The Japanese also invested heavily into the UK on a basis of trust in the commitments made by the previous government regarding EU benefits, and the potential withdrawal of these benefits, which were seen as “firm” commitments, has been interpreted as a breach of trust rather than a result of democracy.

Building up trust: a case study
The Japanese are one of the major investors into the UK, and they are still undertaking large global mergers and acquisitions deals from which the UK can benefit economically in these uncertain times. The prospect of Brexit has shaken the foundations of trust, which needs to be re-built not just on a diplomatic level, but by businesses wanting to enter the Japanese market, working with Japanese clients or being taken over by Japanese companies.

I work with companies to support them in doing just that—making sure their dealings with Japan at all levels are set up to create trust and long-term business relationships. One of the companies I recently worked with was Tokio Marine HCC (formerly called HCC Insurance Holdings Inc.), who were bought out by Tokio Marine Holdings last year in one of the biggest acquisition deals by a Japanese company to date. The human resources (HR) department, based in the Leicestershire village of Rearsby, wanted their staff to know more about Japan, as for many of the staff it was their first experience working for a Japanese company and they were keen to build the trust from the outset.

Raising interest in Japan and local links
Together we developed an introductory presentation for staff in Leicester and London to get an insight into current Japanese culture, society, language and corporate philosophy, so that they could understand the background of their new owners.

The staff in Leicestershire also got to find out what was happening in their area regarding Japan, especially as there are many such links through the University of Leicester and the local community. It also formed a foundation for executives transferring these skills to any direct involvement they might have with the Japanese headquarters, so that working relationships were optimised and there were no communication issues.

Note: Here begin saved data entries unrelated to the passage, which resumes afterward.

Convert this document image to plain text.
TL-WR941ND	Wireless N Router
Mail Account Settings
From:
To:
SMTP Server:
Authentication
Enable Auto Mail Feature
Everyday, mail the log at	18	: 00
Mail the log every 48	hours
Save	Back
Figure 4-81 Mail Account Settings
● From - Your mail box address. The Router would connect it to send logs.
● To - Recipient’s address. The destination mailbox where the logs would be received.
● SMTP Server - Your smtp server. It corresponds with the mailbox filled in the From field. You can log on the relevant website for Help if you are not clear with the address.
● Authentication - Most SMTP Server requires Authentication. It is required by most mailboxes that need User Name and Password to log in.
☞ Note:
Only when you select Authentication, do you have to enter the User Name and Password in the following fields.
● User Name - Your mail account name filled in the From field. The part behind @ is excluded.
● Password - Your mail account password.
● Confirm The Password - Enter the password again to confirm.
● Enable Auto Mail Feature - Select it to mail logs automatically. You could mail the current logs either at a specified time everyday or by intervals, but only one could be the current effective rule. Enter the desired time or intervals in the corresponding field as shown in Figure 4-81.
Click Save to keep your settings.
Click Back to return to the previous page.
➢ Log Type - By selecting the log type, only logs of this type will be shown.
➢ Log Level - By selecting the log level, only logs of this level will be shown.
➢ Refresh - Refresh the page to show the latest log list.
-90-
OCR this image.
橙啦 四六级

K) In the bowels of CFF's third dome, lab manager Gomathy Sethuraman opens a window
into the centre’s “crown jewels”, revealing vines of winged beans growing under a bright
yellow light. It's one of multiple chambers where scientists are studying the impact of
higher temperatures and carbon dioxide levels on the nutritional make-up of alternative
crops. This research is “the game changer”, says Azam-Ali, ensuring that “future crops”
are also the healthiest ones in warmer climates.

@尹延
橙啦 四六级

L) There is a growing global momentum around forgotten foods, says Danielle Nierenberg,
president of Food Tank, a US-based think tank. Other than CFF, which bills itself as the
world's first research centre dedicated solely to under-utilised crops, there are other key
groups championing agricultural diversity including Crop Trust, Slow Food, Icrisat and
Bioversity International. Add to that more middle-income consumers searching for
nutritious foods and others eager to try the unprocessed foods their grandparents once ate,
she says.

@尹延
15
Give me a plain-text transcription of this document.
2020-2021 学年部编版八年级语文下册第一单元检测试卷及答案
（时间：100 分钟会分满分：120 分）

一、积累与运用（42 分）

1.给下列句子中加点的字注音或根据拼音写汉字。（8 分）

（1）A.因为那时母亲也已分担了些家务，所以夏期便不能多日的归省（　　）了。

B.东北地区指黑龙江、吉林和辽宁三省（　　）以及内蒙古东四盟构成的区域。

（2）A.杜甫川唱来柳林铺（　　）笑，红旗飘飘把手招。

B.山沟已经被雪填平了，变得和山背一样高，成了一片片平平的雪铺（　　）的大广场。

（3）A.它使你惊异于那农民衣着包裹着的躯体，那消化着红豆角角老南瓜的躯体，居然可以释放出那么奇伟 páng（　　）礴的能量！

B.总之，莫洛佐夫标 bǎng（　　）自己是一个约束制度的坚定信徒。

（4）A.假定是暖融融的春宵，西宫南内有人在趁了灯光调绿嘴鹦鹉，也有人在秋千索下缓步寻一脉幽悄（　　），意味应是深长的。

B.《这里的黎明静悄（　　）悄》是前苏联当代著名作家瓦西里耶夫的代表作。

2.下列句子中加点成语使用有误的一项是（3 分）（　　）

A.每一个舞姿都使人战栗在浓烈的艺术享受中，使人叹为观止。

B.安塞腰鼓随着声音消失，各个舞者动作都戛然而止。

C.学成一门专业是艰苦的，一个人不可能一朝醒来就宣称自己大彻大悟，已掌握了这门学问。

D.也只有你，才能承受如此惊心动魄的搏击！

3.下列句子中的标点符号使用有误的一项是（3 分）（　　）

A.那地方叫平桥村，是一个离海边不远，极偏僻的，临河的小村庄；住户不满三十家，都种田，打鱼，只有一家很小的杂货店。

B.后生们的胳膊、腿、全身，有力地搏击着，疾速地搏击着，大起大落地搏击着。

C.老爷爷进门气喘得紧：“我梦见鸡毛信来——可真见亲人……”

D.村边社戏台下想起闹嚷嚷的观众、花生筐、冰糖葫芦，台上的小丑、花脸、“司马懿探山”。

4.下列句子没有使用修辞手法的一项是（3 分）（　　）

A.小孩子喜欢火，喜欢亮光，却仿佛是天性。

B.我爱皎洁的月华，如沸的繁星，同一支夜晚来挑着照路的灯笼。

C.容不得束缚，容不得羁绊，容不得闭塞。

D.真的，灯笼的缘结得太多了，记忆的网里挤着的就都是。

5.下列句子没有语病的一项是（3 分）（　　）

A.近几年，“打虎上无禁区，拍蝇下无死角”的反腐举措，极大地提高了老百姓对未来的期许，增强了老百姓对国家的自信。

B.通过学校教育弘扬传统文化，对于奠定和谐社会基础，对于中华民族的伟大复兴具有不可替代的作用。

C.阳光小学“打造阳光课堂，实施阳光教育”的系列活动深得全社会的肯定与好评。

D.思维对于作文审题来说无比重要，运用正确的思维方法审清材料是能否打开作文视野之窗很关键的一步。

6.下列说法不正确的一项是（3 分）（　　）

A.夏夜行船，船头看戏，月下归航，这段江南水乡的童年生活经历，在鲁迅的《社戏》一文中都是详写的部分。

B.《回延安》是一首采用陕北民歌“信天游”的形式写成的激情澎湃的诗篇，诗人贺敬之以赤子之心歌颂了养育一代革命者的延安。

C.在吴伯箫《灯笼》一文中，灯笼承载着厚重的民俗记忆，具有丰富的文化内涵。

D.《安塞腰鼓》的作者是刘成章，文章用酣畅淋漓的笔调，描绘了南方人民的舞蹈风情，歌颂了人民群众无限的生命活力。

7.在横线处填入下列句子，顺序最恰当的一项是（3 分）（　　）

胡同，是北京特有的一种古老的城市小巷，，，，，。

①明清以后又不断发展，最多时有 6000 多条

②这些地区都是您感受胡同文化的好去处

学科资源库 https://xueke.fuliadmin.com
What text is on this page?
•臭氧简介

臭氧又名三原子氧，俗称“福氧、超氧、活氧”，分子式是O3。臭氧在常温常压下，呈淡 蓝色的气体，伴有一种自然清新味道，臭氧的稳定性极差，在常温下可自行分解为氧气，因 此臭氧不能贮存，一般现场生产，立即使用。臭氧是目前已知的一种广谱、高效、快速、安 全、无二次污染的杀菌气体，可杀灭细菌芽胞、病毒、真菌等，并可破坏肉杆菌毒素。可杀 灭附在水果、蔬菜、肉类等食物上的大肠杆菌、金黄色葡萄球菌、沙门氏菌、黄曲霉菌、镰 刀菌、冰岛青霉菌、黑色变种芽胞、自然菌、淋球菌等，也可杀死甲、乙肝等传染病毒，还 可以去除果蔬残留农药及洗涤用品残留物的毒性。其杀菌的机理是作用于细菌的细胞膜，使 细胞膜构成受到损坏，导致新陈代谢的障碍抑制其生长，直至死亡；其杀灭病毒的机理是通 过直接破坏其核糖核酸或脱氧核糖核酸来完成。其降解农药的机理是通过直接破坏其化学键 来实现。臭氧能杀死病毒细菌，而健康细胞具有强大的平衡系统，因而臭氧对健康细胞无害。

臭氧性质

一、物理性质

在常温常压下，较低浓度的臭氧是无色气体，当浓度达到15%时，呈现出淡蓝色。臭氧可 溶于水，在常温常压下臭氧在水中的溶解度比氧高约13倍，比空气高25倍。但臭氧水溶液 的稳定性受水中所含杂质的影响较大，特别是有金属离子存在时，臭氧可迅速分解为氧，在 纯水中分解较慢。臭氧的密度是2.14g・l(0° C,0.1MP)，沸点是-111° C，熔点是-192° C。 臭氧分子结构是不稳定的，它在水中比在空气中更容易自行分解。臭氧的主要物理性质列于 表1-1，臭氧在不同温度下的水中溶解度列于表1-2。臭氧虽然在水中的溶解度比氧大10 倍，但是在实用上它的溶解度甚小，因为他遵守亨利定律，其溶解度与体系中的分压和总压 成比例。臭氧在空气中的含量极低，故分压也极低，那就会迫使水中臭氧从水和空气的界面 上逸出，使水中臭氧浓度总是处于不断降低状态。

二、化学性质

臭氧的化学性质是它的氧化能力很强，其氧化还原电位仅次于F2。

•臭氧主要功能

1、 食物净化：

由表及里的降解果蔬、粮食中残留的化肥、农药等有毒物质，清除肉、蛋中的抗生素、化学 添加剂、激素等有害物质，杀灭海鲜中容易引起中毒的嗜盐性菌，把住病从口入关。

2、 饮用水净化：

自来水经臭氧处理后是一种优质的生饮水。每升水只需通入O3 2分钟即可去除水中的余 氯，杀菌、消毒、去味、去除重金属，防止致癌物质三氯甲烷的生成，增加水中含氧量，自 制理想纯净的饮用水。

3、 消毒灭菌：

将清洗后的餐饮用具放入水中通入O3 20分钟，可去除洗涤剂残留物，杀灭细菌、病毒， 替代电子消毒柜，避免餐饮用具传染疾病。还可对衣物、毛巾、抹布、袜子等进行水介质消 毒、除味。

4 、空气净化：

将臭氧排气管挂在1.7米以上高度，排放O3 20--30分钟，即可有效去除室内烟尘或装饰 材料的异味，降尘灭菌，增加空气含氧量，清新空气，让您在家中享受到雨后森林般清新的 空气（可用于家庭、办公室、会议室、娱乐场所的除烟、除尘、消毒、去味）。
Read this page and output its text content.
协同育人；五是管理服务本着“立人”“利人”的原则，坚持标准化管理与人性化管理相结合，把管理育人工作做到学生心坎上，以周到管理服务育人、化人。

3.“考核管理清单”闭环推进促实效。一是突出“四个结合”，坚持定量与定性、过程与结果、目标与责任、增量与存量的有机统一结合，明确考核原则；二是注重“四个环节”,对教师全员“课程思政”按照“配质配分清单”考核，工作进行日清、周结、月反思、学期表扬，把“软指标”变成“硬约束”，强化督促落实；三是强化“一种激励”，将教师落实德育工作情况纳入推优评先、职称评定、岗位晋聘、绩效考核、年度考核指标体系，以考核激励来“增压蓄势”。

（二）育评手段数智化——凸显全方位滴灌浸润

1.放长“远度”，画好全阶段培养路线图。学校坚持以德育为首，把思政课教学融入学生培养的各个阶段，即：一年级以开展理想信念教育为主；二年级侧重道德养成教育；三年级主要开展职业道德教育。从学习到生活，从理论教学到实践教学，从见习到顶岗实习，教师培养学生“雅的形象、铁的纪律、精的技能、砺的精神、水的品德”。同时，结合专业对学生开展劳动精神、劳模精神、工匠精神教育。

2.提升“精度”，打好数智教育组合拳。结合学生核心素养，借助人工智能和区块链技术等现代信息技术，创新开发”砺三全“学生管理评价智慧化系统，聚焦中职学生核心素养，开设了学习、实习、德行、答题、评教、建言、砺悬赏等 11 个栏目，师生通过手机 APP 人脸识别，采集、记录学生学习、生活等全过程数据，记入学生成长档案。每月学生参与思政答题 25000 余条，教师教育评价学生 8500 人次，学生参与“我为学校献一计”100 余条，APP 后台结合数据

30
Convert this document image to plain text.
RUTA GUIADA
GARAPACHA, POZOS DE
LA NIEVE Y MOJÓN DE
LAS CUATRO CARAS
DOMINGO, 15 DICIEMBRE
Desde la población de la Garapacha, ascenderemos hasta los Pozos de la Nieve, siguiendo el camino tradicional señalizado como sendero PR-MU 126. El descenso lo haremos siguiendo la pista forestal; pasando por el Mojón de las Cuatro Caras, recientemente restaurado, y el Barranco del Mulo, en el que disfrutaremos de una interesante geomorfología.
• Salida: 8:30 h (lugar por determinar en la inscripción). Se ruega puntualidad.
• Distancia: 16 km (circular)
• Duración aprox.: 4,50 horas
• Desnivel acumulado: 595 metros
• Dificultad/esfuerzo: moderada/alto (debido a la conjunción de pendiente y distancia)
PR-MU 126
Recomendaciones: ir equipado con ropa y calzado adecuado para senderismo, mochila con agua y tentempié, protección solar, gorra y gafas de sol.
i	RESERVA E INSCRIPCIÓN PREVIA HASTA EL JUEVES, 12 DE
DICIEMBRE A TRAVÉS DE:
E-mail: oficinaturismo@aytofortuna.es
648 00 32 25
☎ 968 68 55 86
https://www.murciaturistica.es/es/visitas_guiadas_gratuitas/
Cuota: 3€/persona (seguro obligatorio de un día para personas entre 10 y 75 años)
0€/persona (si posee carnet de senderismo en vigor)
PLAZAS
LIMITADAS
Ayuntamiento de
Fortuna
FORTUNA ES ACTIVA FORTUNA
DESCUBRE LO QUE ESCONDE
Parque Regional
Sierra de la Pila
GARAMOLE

The positive attitudes from the HR team were reflected in the high level of interest shown by participants and their genuine curiosity about Japan. Every time I visit the office, people are asking questions about the country, and they all know the name of the Japanese representative from Tokio Marine in London—Kenichi Sakakibara—better known as Ken to the local staff.

This interest in Japan and willingness to learn about how to work together properly was acknowledged and appreciated by the Japanese side, and it also led to some recognition among the Japanese business community in London. Although it happened on a very soft level, it formed the basis of a trusting relationship founded on shared understanding and the willingness to learn about each other.